Apesar de considerar positiva a funcionalidade de renovação automática, Flora Silva refere que deveria ser alargada a outras autorizações. Queixa-se do serviço telefónico do SEF: a associação chegou a fazer mais de mil tentativas seguidas de contacto telefónico. A Olho Vivo conseguiu fazer poucas centenas de marcações online. Do mesmo se queixa a Solidariedade Imigrante: no dia em que abriram as marcações, o sistema esteve todo em baixo. “Na terça-feira conseguiu-se fazer alguns agendamentos. A Solim fez uns 50 mas temos centenas mais”, queixa-se Timóteo Macedo. Ainda receberam algumas marcações para este ano, mas tem para Abril, Maio e Junho de 2021. Critica: “Os portais servem para quem domina a língua portuguesa e tem conhecimento de informática. É preciso haver sistemas adaptados para não haver quem fique para trás.”
Efeito pandemia em serviços: imigração desce 16%
Entretanto, ao que tudo indica as quebras no serviço reflectiram-se nos números de regularizações. Desde Janeiro, e até 28 de Agosto, que o SEF regularizou menos 14.265 imigrantes do que no período homólogo do ano passado, ou seja, uma descida de 16%. A descida de 87.238 para 72.973 novas autorizações de residência concedidas não significa um abrandamento no crescimento da comunidade estrangeira em Portugal, já que, segundo o serviço, reflecte antes os efeitos do facto de os serviços oficiais terem estado encerrados durante a pandemia.
As grandes diferenças entre este ano e 2019 é que Angola, com 3.357 autorizações, passou para 3º lugar entre as nacionalidades mais representadas, e Itália saiu do 3º lugar para ficar em sétimo lugar, com 2.935 autorizações.
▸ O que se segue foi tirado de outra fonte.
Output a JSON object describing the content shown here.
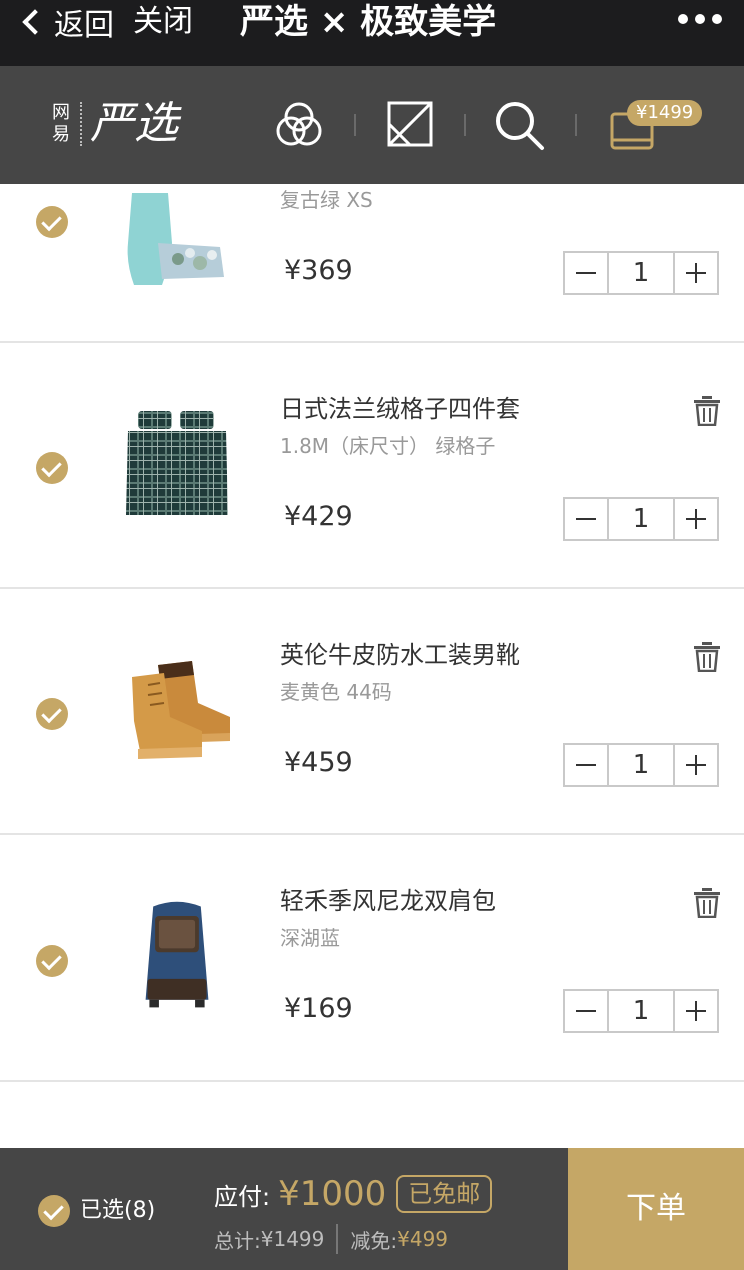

O Brasil continua a liderar a lista com 29.289 títulos (foram 32.544 em período homólogo de 2019), seguido do Reino Unido (efeito Brexit, com 3.555, menos do que os 5.680 do ano passado).
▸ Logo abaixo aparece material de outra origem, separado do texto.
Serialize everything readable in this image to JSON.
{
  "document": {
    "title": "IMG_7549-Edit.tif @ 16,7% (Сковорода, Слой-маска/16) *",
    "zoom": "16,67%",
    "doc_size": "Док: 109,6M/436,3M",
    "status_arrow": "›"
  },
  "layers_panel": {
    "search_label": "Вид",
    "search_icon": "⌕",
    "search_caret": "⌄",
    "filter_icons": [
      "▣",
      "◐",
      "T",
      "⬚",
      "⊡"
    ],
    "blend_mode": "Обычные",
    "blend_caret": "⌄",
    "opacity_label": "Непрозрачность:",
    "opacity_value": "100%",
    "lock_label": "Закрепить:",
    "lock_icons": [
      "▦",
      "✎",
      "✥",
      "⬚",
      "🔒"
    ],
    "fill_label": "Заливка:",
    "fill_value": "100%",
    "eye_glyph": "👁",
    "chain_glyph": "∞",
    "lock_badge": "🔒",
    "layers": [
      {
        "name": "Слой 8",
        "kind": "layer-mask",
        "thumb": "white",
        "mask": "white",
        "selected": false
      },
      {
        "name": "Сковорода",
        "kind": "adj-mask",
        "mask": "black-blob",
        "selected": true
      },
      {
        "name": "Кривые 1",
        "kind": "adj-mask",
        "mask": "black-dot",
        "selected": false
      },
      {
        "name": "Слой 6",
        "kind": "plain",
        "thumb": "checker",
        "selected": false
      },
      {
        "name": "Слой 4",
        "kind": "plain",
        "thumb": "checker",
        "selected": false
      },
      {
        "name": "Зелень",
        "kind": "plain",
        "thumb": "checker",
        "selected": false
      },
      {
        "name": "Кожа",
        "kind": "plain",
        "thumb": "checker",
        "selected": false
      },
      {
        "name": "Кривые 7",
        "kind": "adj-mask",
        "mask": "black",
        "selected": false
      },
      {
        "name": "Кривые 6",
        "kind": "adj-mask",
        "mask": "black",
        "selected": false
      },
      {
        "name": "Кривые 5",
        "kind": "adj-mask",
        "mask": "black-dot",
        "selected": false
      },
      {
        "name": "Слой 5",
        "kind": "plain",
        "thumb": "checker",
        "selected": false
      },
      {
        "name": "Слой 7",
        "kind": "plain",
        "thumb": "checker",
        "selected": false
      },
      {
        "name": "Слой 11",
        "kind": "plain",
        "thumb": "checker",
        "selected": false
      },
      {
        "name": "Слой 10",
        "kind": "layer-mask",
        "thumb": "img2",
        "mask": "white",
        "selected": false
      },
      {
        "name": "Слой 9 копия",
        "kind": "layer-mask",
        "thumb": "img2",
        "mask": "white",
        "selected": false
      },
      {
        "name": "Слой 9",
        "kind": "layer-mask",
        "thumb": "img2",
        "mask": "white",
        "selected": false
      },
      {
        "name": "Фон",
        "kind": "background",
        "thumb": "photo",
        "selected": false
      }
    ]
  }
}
Índia mantém-se em quarto lugar com 3.294 e Cabo Verde (3.122) ultrapassa o Nepal ficando no quinto lugar (Nepal passa a sexto, com 2.970); já a Guiné-Bissau, com 2.541, passa do nono para o oitavo lugar e Espanha mantém o décimo lugar com 1.734, França está agora em nono lugar, com 2.319 títulos, quando no ano passado estava em sexto lugar.